December 30, 2014

The privatizing of public space

A few days ago we ran an item from WCCO in Indiana that noted, "In the next few days, the Bloomington City Attorney Sandra Johnson expects to file criminal charges against the organizers of Saturday’s protest at Mall of America... Mall officials are reportedly gathering estimates of how much money the stores lost on Saturday. Combined with the amount of overtime put in by police, Johnson said the numbers will be 'staggering,' and she wants the protest organizers to pay."

This is an extremely dangerous and undemocratic legal move. Imagine if it had been used against civil rights sit ins or labor union organizing. America's history would have been far different - and much to the worse.

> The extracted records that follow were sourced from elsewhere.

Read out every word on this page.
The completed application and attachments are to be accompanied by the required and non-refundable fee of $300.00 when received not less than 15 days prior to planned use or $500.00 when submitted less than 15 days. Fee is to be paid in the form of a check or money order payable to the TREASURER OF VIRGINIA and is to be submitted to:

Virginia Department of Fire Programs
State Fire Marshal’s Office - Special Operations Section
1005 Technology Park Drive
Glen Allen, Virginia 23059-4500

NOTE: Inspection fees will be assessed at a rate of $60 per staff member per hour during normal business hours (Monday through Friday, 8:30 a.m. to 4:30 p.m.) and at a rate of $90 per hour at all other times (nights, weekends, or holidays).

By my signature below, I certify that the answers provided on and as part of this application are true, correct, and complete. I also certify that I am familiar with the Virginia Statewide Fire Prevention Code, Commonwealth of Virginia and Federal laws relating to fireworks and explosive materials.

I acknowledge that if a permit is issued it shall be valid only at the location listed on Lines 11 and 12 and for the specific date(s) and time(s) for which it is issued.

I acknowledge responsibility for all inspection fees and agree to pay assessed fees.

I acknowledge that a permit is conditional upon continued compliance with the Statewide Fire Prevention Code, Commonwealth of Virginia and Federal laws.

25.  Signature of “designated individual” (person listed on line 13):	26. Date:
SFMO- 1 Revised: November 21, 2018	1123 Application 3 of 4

Here's how, back in 1994, we noted the peculiar nature of malls:
Functions formerly performed by community, family and church have now been assumed not only by government but to an increasing but unappreciated degree by the private corporation. Consider the modern shopping mall, a common contemporary replacement for a town business district. Although these complexes clearly serve a public function (and are often built with considerable public concessions), they are in fact controlled by a single corporation. This corporation may, without any consultation with the persons who use the mall, enact a wide variety of laws that will be enforced by the public police. There have been repeated cases where corporate owners have sought to deny the public its constitutional rights (such as those of the First Amendment) on the grounds that the petitioners were on private property. The village square has thus been privatized.